Editorial: Pro-Filipino Labor Law

Editorial: Pro-Filipino Labor Law

AMONG the key campaign promises of President Rodrigo Duterte in 2016 was ending contractualization, more known as end-of-contract or "endo". But where are we now in terms of fulfilling this huge promise?

After years of delay, the labor sector is finally seeing the clear skies as the Senate on Wednesday, May 22, passed on third and final reading Senate Bill No. 1826 or Security of Tenure Act, a measure that is expected to stop endo.

Endo has been a towering problem faced by Filipino workers for years.

Contractualization is generally understood as the arrangement by which a company taps a contractor for a labor force to complete a specific job or project within a specified period, a scheme preferred by some firms whose business operations are seasonal. Most cases involved related to this problem is the termination of the worker’s contract on the fifth month of their employment. The Labor Code mandates that for an employee to be regularized, s/he needs to render service of at least six months.

This scheme left laborers at the mercy of the unfair labor system.

Contractual or project-based workers are most prevalent in construction, manufacturing, and wholesale and retail trade.

Let’s take a quick walk down memory lane of the measures placed as far as addressing endo is concerned.

The House of Representatives passed its version of the bill (House Bill 6908) on March 23, 2018. It seeks to amend the Labor Code of the Philippines, or Presidential Decree No. 442.

Under the House version, the law requires job contractors to secure a license from the Department of Labor and Employment, through the regional offices, before they could start operations. It also amended Article 294 of the Labor Code so that an employer may terminate an employee only for a just cause or when authorized and Article 295 to prohibit fixed-term employment, except in cases of overseas Filipino workers, workers on probation, relievers who are temporary replacements or absent regular employees whose engagements shall not exceed six months, project employees, and seasonal workers.

On May 1, 2018 President Duterte signed an executive order (EO) that reinforces a complete ban on “labor-only” contracting scheme.

The EO states that “contracting and subcontracting, when undertaken to circumvent the workers' right to security of tenure, self-organization and collective bargaining and peaceful concerted activities, pursuant to the 1987 Philippine Constitution, is hereby strictly prohibited.”

But an EO is never enough to totally ban endo as there were legal activities requiring contractual relation, thus the need for Congress to amend the “outdated” Labor Code.

The approval of the bills in both houses is a welcome move as only a new law can change the miserable situation of contractual workers.

The Senate version classifies workers under four employment types: regular, probationary, project, and seasonal. Project and seasonal workers have the same rights as regular employees like the payment of minimum wage and social protection benefits, among others, for the duration of their employment.

The Security of Tenure Bill’s ball is now on the bicameral conference committee before it will move to the Executive branch.

Dole reported that 413,940 workers from the private sector have been regularized since President Rodrigo Duterte assumed office in 2016.

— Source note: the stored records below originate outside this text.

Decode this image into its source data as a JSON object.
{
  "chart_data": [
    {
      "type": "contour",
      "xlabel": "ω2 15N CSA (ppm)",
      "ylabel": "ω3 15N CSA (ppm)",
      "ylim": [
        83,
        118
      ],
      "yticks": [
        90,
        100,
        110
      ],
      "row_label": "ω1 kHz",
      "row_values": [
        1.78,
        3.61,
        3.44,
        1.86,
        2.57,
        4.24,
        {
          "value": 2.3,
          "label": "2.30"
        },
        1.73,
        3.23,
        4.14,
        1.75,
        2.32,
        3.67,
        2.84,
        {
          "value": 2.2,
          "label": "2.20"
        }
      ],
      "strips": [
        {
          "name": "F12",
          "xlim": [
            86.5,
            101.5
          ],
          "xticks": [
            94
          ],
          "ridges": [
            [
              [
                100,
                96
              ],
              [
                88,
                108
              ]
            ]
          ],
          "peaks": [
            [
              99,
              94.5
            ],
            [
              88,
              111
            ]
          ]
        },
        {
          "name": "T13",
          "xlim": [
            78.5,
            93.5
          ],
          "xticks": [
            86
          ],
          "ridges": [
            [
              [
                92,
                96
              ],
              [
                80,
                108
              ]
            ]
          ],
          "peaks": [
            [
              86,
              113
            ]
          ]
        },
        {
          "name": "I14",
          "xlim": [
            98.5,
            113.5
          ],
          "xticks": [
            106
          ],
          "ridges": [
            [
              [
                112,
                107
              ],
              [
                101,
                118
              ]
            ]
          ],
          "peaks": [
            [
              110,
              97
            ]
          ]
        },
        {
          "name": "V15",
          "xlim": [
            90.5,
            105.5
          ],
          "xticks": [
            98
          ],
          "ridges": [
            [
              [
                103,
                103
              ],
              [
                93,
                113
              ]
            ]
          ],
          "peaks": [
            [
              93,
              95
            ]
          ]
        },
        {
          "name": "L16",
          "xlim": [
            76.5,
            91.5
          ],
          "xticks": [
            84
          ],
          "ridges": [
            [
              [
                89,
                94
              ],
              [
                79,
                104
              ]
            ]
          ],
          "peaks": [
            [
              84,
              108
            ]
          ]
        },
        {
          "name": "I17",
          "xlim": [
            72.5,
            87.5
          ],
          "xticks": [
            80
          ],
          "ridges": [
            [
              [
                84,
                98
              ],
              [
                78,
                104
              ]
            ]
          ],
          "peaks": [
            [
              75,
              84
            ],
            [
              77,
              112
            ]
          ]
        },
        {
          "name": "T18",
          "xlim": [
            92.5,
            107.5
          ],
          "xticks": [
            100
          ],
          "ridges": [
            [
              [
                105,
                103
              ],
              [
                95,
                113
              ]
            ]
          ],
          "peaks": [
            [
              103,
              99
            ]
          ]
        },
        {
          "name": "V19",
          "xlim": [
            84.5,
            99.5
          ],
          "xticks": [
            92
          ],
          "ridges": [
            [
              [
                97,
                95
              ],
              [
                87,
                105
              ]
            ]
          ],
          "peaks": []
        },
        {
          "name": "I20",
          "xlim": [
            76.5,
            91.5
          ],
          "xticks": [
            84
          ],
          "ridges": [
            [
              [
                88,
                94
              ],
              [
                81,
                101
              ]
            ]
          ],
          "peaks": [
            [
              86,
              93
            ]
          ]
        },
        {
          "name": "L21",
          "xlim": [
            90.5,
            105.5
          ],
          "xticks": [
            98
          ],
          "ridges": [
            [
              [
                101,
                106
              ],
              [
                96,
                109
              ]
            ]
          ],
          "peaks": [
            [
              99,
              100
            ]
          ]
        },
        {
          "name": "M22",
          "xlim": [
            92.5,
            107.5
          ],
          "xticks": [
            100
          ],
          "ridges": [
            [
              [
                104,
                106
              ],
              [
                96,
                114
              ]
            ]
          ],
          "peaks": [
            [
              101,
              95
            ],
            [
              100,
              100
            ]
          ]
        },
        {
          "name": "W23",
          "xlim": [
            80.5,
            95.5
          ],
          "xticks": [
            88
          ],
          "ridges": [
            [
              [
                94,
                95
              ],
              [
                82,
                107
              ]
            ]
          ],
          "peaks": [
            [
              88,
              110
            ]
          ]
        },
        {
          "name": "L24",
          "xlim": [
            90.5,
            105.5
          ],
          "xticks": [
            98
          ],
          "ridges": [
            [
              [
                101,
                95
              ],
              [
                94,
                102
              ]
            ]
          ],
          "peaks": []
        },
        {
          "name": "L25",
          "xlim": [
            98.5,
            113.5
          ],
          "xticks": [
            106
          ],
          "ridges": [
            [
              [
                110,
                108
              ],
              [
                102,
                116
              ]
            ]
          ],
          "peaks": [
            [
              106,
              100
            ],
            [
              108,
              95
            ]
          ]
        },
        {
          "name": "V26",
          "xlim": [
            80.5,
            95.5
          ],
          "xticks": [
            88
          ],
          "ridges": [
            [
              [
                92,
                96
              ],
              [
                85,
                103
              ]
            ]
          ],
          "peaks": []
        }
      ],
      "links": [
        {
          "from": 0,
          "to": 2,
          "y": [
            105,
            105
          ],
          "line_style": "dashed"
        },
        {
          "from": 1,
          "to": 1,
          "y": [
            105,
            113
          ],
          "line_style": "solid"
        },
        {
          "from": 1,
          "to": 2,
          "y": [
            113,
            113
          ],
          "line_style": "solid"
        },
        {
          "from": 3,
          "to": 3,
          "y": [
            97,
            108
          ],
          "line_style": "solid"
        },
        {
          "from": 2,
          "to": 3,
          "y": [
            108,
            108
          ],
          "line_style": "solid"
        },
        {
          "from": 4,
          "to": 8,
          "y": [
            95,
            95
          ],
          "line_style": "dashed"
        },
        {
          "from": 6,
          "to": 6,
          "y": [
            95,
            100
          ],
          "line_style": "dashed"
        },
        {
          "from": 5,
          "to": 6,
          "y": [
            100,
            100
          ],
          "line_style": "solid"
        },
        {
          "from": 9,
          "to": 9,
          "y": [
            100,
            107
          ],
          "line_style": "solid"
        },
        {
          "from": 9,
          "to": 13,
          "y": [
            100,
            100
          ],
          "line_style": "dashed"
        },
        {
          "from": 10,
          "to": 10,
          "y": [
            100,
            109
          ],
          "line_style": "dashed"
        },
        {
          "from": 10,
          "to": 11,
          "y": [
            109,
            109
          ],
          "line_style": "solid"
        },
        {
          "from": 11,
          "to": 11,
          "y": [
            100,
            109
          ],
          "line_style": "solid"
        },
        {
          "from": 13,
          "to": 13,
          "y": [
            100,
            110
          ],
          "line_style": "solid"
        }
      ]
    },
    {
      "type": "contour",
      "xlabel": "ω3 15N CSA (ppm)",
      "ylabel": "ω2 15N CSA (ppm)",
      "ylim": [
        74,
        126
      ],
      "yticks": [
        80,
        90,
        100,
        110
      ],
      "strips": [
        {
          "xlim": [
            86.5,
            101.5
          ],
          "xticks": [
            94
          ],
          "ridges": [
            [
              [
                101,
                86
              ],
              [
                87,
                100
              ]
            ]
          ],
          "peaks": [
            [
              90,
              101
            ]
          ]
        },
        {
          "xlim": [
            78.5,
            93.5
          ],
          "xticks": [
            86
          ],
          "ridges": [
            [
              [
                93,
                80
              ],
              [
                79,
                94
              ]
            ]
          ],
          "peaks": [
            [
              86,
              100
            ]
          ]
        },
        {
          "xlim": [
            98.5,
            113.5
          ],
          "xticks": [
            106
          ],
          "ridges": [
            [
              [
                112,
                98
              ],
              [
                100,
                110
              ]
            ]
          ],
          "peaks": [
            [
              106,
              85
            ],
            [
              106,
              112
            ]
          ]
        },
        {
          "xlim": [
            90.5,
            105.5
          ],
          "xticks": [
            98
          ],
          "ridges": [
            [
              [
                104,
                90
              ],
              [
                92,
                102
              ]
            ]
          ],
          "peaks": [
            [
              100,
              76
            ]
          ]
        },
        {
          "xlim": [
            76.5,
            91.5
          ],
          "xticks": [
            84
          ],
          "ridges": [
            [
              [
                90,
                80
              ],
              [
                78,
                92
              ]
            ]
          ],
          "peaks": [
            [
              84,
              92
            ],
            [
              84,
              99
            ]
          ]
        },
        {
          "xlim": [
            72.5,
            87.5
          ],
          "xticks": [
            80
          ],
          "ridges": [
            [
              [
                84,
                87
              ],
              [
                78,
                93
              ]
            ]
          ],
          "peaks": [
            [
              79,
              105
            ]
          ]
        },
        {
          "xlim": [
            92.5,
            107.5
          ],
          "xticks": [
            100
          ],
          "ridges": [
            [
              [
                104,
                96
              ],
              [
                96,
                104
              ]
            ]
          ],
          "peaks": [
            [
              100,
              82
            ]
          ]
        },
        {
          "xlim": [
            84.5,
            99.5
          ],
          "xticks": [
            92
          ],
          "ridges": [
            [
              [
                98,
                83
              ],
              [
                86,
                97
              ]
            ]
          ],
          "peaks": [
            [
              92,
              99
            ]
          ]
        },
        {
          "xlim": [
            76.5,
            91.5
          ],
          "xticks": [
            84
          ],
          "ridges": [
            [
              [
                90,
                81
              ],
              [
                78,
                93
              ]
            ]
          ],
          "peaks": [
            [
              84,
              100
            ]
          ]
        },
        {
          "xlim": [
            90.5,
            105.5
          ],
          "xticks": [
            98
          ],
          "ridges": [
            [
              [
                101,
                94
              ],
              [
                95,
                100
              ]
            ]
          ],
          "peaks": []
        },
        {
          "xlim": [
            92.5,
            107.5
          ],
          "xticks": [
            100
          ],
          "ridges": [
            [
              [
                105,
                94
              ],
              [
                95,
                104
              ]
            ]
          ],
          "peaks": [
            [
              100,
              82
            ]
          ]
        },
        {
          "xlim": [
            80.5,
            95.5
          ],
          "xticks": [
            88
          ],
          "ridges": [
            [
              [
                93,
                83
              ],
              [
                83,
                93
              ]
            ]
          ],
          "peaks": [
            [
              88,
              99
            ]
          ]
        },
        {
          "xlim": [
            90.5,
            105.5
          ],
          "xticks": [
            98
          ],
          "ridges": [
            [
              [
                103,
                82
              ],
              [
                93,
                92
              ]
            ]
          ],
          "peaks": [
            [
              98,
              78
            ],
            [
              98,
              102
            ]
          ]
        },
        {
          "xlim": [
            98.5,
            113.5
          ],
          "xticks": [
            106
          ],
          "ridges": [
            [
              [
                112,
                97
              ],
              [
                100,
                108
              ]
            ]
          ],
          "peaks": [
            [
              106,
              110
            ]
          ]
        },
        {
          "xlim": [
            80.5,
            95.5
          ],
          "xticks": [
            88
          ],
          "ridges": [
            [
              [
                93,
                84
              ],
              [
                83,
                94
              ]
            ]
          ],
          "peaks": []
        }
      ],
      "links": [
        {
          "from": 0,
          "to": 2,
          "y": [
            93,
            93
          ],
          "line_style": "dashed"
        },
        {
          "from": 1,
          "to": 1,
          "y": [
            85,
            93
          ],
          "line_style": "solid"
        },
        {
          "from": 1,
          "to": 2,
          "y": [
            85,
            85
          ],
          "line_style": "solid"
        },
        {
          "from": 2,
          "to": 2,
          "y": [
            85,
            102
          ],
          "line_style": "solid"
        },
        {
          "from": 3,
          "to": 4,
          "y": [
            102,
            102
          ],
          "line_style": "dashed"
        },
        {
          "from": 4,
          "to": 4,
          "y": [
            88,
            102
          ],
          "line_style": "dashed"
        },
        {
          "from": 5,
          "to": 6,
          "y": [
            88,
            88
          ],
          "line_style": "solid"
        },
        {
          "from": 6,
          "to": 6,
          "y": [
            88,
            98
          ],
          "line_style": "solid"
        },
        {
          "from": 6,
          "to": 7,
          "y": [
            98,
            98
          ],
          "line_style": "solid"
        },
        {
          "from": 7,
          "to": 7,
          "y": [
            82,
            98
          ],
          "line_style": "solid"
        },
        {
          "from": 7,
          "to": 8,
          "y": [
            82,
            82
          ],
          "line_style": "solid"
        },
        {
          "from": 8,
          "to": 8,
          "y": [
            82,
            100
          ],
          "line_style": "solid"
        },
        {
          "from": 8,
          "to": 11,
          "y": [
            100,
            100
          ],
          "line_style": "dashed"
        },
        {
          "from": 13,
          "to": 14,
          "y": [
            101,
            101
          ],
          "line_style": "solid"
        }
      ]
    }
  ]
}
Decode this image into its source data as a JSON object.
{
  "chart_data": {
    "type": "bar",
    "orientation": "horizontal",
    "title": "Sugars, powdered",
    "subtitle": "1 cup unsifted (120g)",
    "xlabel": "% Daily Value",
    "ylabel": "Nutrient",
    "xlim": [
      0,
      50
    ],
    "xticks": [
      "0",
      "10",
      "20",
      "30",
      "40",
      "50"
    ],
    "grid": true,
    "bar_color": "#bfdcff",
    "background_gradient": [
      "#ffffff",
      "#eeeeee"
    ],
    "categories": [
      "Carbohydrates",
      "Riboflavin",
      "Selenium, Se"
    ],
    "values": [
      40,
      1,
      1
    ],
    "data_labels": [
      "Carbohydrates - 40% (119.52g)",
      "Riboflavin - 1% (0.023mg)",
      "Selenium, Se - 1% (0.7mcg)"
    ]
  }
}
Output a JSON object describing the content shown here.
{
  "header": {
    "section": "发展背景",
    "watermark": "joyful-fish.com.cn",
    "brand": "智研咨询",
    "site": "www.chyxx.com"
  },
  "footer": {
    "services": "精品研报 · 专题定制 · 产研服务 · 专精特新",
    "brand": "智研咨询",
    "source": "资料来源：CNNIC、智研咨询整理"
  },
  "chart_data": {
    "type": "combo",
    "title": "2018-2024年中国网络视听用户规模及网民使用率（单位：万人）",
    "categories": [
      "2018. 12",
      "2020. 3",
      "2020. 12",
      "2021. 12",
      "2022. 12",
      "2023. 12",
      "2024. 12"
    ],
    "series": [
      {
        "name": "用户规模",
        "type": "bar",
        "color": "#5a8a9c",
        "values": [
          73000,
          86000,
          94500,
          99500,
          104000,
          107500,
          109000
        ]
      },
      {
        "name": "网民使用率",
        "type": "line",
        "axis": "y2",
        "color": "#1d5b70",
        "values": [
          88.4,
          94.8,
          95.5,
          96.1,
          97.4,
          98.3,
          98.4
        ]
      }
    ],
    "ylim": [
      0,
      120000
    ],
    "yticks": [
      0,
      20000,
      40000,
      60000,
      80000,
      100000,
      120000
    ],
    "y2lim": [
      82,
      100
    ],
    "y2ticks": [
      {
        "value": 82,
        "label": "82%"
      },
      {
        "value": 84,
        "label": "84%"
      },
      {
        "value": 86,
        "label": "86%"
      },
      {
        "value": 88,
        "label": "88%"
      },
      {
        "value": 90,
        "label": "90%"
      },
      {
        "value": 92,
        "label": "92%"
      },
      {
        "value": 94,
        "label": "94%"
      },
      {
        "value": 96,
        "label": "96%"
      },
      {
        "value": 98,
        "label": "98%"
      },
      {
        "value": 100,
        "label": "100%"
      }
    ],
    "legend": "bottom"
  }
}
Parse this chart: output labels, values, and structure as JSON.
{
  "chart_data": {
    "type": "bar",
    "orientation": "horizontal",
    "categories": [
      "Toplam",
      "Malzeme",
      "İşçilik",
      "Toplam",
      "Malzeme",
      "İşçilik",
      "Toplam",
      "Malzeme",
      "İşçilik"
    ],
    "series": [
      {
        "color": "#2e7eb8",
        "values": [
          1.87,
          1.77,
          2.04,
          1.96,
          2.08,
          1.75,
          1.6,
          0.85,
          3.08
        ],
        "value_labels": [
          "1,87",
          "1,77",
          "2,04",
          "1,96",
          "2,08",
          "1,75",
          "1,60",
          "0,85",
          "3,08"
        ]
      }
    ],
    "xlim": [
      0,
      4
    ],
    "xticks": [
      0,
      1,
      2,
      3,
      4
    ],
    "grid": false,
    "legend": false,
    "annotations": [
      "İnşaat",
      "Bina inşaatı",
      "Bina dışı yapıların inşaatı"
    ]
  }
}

Though this accomplishment is a step forward, a lot has yet to be done as there are an estimated 1.3 million contractual employees in the country. But with the new labor law on the rise, the future is bright.

Also, if the government is serious about wiping out this labor malpractice, the government’s “contract of service" and "job order" schemes must also be eradicated. It should start from within.

As the new law awaits the BiCam conference, we call on the legislators and the administration to come up with nothing but a law that is pro-labor, pro-business, in short, pro-Filipino.